Let's break down what this program does:

- We first set up a new AWS EKS cluster to host our Kubernetes workloads (`eks.Cluster`).
- Then, we create a new IAM role (with `iam.Role`) that the Karpenter service will use to launch new EC2 instances. We attach policies granting full access to EC2, as well as permissions for working with EKS and the VPC CNI plugin for Kubernetes (`iam.RolePolicyAttachment`).
- We next create an instance profile (`iam.InstanceProfile`) which is referenced by the EC2 instances that Karpenter will manage.
- After that, we deploy the Karpenter Helm chart onto our Kubernetes cluster (`Chart`), specifying the version and chart name. We then use the Karpenter Helm chart to deploy the actual Karpenter service.
- With Karpenter installed, we create a `CustomResource` for a Provisioner, which is a Karpenter resource that defines requirements for node provisioning such as instance types, zones, and other constraints.
- The `k8s.apiextensions.CustomResource` for the Provisioner is customized to specify that we want `p3.2xlarge` instances, which are suitable for GPU-based ML workloads. You may need to adjust the instance type based on your specific workload and the available GPU-instance types.
- Finally, we export the kubeconfig of our EKS cluster, which you can use to interact with your Kubernetes cluster using `kubectl` or other Kubernetes tools.

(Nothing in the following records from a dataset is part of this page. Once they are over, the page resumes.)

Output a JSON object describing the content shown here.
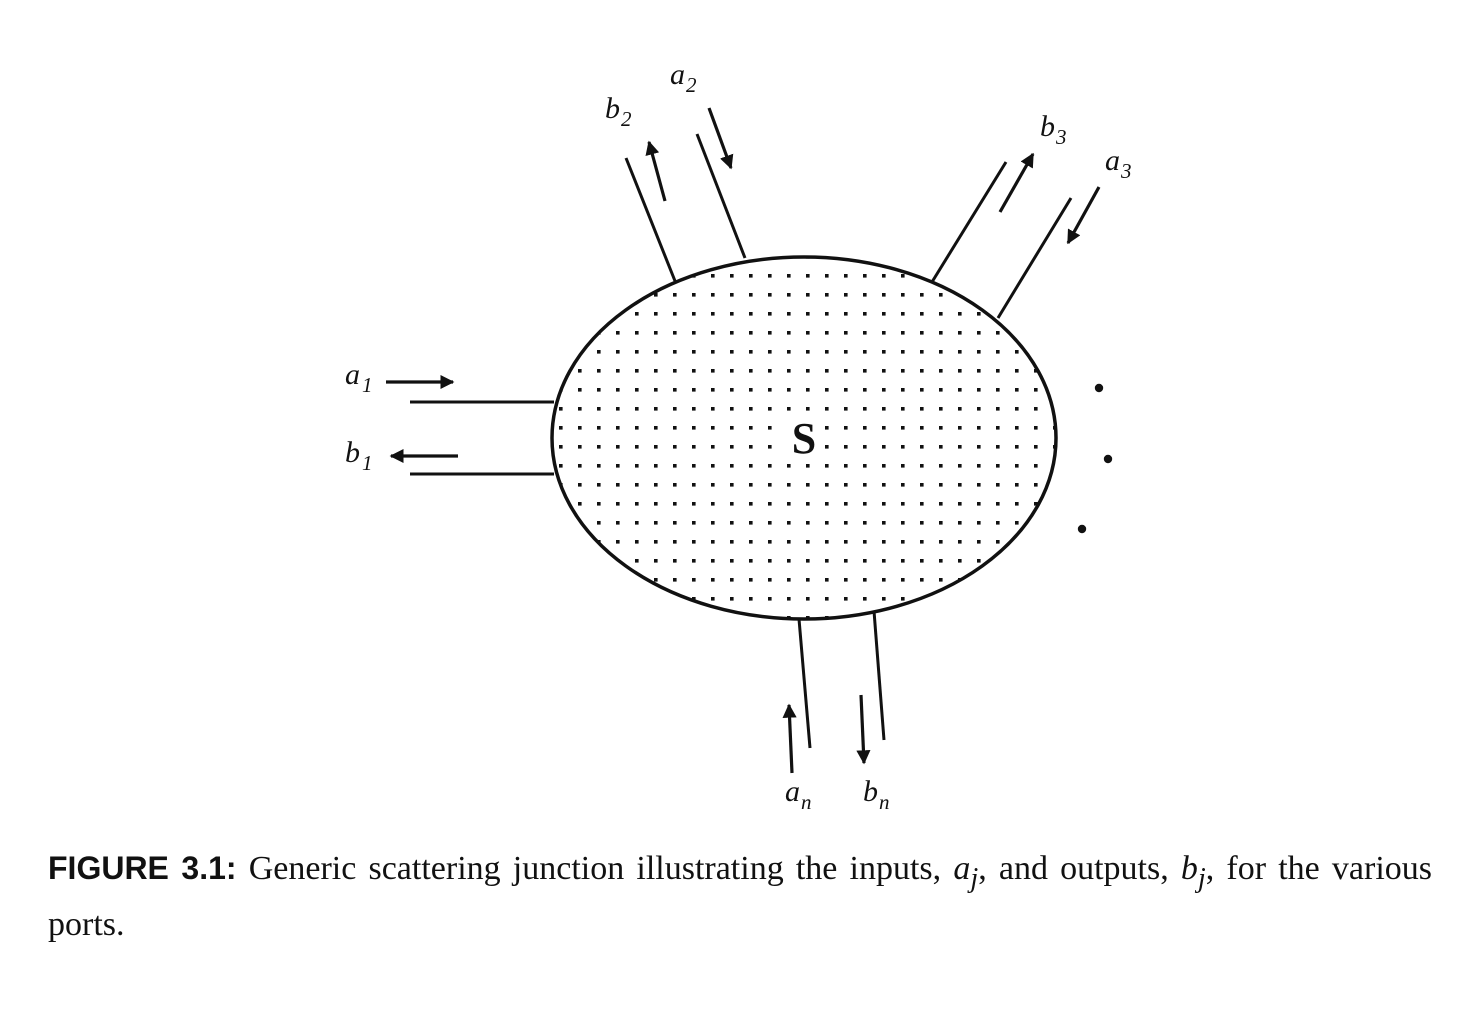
{
  "diagram": {
    "center_label": "S",
    "ports": [
      {
        "id": "1",
        "input": {
          "base": "a",
          "sub": "1"
        },
        "output": {
          "base": "b",
          "sub": "1"
        }
      },
      {
        "id": "2",
        "input": {
          "base": "a",
          "sub": "2"
        },
        "output": {
          "base": "b",
          "sub": "2"
        }
      },
      {
        "id": "3",
        "input": {
          "base": "a",
          "sub": "3"
        },
        "output": {
          "base": "b",
          "sub": "3"
        }
      },
      {
        "id": "n",
        "input": {
          "base": "a",
          "sub": "n"
        },
        "output": {
          "base": "b",
          "sub": "n"
        }
      }
    ],
    "ellipsis": "⋮"
  },
  "caption": {
    "label": "FIGURE 3.1:",
    "text_1": " Generic scattering junction illustrating the inputs, ",
    "math_1": "a",
    "math_1_sub": "j",
    "text_2": ", and outputs, ",
    "math_2": "b",
    "math_2_sub": "j",
    "text_3": ", for the various ports."
  }
}
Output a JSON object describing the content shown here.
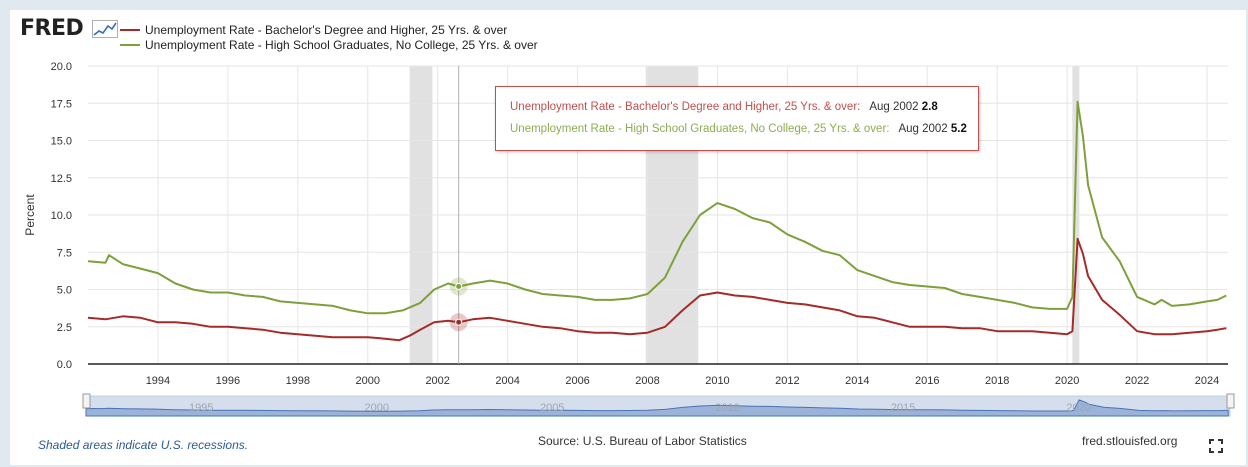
{
  "header": {
    "logo_text": "FRED",
    "logo_graph_icon": "line-graph-icon"
  },
  "legend": [
    {
      "label": "Unemployment Rate - Bachelor's Degree and Higher, 25 Yrs. & over",
      "color": "#a52a2a"
    },
    {
      "label": "Unemployment Rate - High School Graduates, No College, 25 Yrs. & over",
      "color": "#7ea03c"
    }
  ],
  "tooltip": {
    "series1_label": "Unemployment Rate - Bachelor's Degree and Higher, 25 Yrs. & over:",
    "series1_date": "Aug 2002",
    "series1_value": "2.8",
    "series2_label": "Unemployment Rate - High School Graduates, No College, 25 Yrs. & over:",
    "series2_date": "Aug 2002",
    "series2_value": "5.2",
    "series1_color": "#c0504d",
    "series2_color": "#8cae52"
  },
  "footer": {
    "recession_note": "Shaded areas indicate U.S. recessions.",
    "source": "Source: U.S. Bureau of Labor Statistics",
    "site": "fred.stlouisfed.org",
    "fullscreen_icon": "fullscreen-icon"
  },
  "navigator": {
    "labels": [
      "1995",
      "2000",
      "2005",
      "2010",
      "2015",
      "2020"
    ]
  },
  "chart_data": {
    "type": "line",
    "ylabel": "Percent",
    "ylim": [
      0,
      20
    ],
    "yticks": [
      "0.0",
      "2.5",
      "5.0",
      "7.5",
      "10.0",
      "12.5",
      "15.0",
      "17.5",
      "20.0"
    ],
    "xlim": [
      1992.0,
      2024.6
    ],
    "xticks": [
      "1994",
      "1996",
      "1998",
      "2000",
      "2002",
      "2004",
      "2006",
      "2008",
      "2010",
      "2012",
      "2014",
      "2016",
      "2018",
      "2020",
      "2022",
      "2024"
    ],
    "grid": true,
    "recessions": [
      [
        2001.2,
        2001.85
      ],
      [
        2007.95,
        2009.45
      ],
      [
        2020.15,
        2020.35
      ]
    ],
    "crosshair_x": 2002.6,
    "series": [
      {
        "name": "Unemployment Rate - Bachelor's Degree and Higher, 25 Yrs. & over",
        "color": "#a52a2a",
        "points": [
          [
            1992.0,
            3.1
          ],
          [
            1992.5,
            3.0
          ],
          [
            1993.0,
            3.2
          ],
          [
            1993.5,
            3.1
          ],
          [
            1994.0,
            2.8
          ],
          [
            1994.5,
            2.8
          ],
          [
            1995.0,
            2.7
          ],
          [
            1995.5,
            2.5
          ],
          [
            1996.0,
            2.5
          ],
          [
            1996.5,
            2.4
          ],
          [
            1997.0,
            2.3
          ],
          [
            1997.5,
            2.1
          ],
          [
            1998.0,
            2.0
          ],
          [
            1998.5,
            1.9
          ],
          [
            1999.0,
            1.8
          ],
          [
            1999.5,
            1.8
          ],
          [
            2000.0,
            1.8
          ],
          [
            2000.5,
            1.7
          ],
          [
            2000.9,
            1.6
          ],
          [
            2001.2,
            1.9
          ],
          [
            2001.5,
            2.3
          ],
          [
            2001.9,
            2.8
          ],
          [
            2002.3,
            2.9
          ],
          [
            2002.6,
            2.8
          ],
          [
            2003.0,
            3.0
          ],
          [
            2003.5,
            3.1
          ],
          [
            2004.0,
            2.9
          ],
          [
            2004.5,
            2.7
          ],
          [
            2005.0,
            2.5
          ],
          [
            2005.5,
            2.4
          ],
          [
            2006.0,
            2.2
          ],
          [
            2006.5,
            2.1
          ],
          [
            2007.0,
            2.1
          ],
          [
            2007.5,
            2.0
          ],
          [
            2008.0,
            2.1
          ],
          [
            2008.5,
            2.5
          ],
          [
            2009.0,
            3.6
          ],
          [
            2009.5,
            4.6
          ],
          [
            2010.0,
            4.8
          ],
          [
            2010.5,
            4.6
          ],
          [
            2011.0,
            4.5
          ],
          [
            2011.5,
            4.3
          ],
          [
            2012.0,
            4.1
          ],
          [
            2012.5,
            4.0
          ],
          [
            2013.0,
            3.8
          ],
          [
            2013.5,
            3.6
          ],
          [
            2014.0,
            3.2
          ],
          [
            2014.5,
            3.1
          ],
          [
            2015.0,
            2.8
          ],
          [
            2015.5,
            2.5
          ],
          [
            2016.0,
            2.5
          ],
          [
            2016.5,
            2.5
          ],
          [
            2017.0,
            2.4
          ],
          [
            2017.5,
            2.4
          ],
          [
            2018.0,
            2.2
          ],
          [
            2018.5,
            2.2
          ],
          [
            2019.0,
            2.2
          ],
          [
            2019.5,
            2.1
          ],
          [
            2020.0,
            2.0
          ],
          [
            2020.15,
            2.2
          ],
          [
            2020.3,
            8.4
          ],
          [
            2020.45,
            7.4
          ],
          [
            2020.6,
            5.9
          ],
          [
            2021.0,
            4.3
          ],
          [
            2021.5,
            3.3
          ],
          [
            2022.0,
            2.2
          ],
          [
            2022.5,
            2.0
          ],
          [
            2023.0,
            2.0
          ],
          [
            2023.5,
            2.1
          ],
          [
            2024.0,
            2.2
          ],
          [
            2024.3,
            2.3
          ],
          [
            2024.55,
            2.4
          ]
        ]
      },
      {
        "name": "Unemployment Rate - High School Graduates, No College, 25 Yrs. & over",
        "color": "#7ea03c",
        "points": [
          [
            1992.0,
            6.9
          ],
          [
            1992.5,
            6.8
          ],
          [
            1992.6,
            7.3
          ],
          [
            1993.0,
            6.7
          ],
          [
            1993.5,
            6.4
          ],
          [
            1994.0,
            6.1
          ],
          [
            1994.5,
            5.4
          ],
          [
            1995.0,
            5.0
          ],
          [
            1995.5,
            4.8
          ],
          [
            1996.0,
            4.8
          ],
          [
            1996.5,
            4.6
          ],
          [
            1997.0,
            4.5
          ],
          [
            1997.5,
            4.2
          ],
          [
            1998.0,
            4.1
          ],
          [
            1998.5,
            4.0
          ],
          [
            1999.0,
            3.9
          ],
          [
            1999.5,
            3.6
          ],
          [
            2000.0,
            3.4
          ],
          [
            2000.5,
            3.4
          ],
          [
            2001.0,
            3.6
          ],
          [
            2001.5,
            4.1
          ],
          [
            2001.9,
            5.0
          ],
          [
            2002.3,
            5.4
          ],
          [
            2002.6,
            5.2
          ],
          [
            2003.0,
            5.4
          ],
          [
            2003.5,
            5.6
          ],
          [
            2004.0,
            5.4
          ],
          [
            2004.5,
            5.0
          ],
          [
            2005.0,
            4.7
          ],
          [
            2005.5,
            4.6
          ],
          [
            2006.0,
            4.5
          ],
          [
            2006.5,
            4.3
          ],
          [
            2007.0,
            4.3
          ],
          [
            2007.5,
            4.4
          ],
          [
            2008.0,
            4.7
          ],
          [
            2008.5,
            5.8
          ],
          [
            2009.0,
            8.2
          ],
          [
            2009.5,
            10.0
          ],
          [
            2010.0,
            10.8
          ],
          [
            2010.5,
            10.4
          ],
          [
            2011.0,
            9.8
          ],
          [
            2011.5,
            9.5
          ],
          [
            2012.0,
            8.7
          ],
          [
            2012.5,
            8.2
          ],
          [
            2013.0,
            7.6
          ],
          [
            2013.5,
            7.3
          ],
          [
            2014.0,
            6.3
          ],
          [
            2014.5,
            5.9
          ],
          [
            2015.0,
            5.5
          ],
          [
            2015.5,
            5.3
          ],
          [
            2016.0,
            5.2
          ],
          [
            2016.5,
            5.1
          ],
          [
            2017.0,
            4.7
          ],
          [
            2017.5,
            4.5
          ],
          [
            2018.0,
            4.3
          ],
          [
            2018.5,
            4.1
          ],
          [
            2019.0,
            3.8
          ],
          [
            2019.5,
            3.7
          ],
          [
            2020.0,
            3.7
          ],
          [
            2020.15,
            4.5
          ],
          [
            2020.3,
            17.6
          ],
          [
            2020.45,
            15.3
          ],
          [
            2020.6,
            12.0
          ],
          [
            2021.0,
            8.5
          ],
          [
            2021.5,
            6.9
          ],
          [
            2022.0,
            4.5
          ],
          [
            2022.5,
            4.0
          ],
          [
            2022.7,
            4.3
          ],
          [
            2023.0,
            3.9
          ],
          [
            2023.5,
            4.0
          ],
          [
            2024.0,
            4.2
          ],
          [
            2024.3,
            4.3
          ],
          [
            2024.55,
            4.6
          ]
        ]
      }
    ]
  }
}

This example assumes you have Pulumi and AWS CLI installed and configured (ensure `aws configure` has been set up with the necessary access and secret keys, and default region). If you don't have Pulumi installed, please download it from [Pulumi's website](https://www.pulumi.com/docs/get-started/aws/begin/).

Before you run `pulumi up`, make sure you have set up AWS credentials and have selected a region where EKS and GPU-based EC2 instances are available.

After deploying this code using Pulumi, your EKS cluster will be capable of auto-scaling nodes with GPUs, which can be used to efficiently run your ML workloads. Remember to adjust the instance types, labels, taints, and other specifications to suit your specific requirements.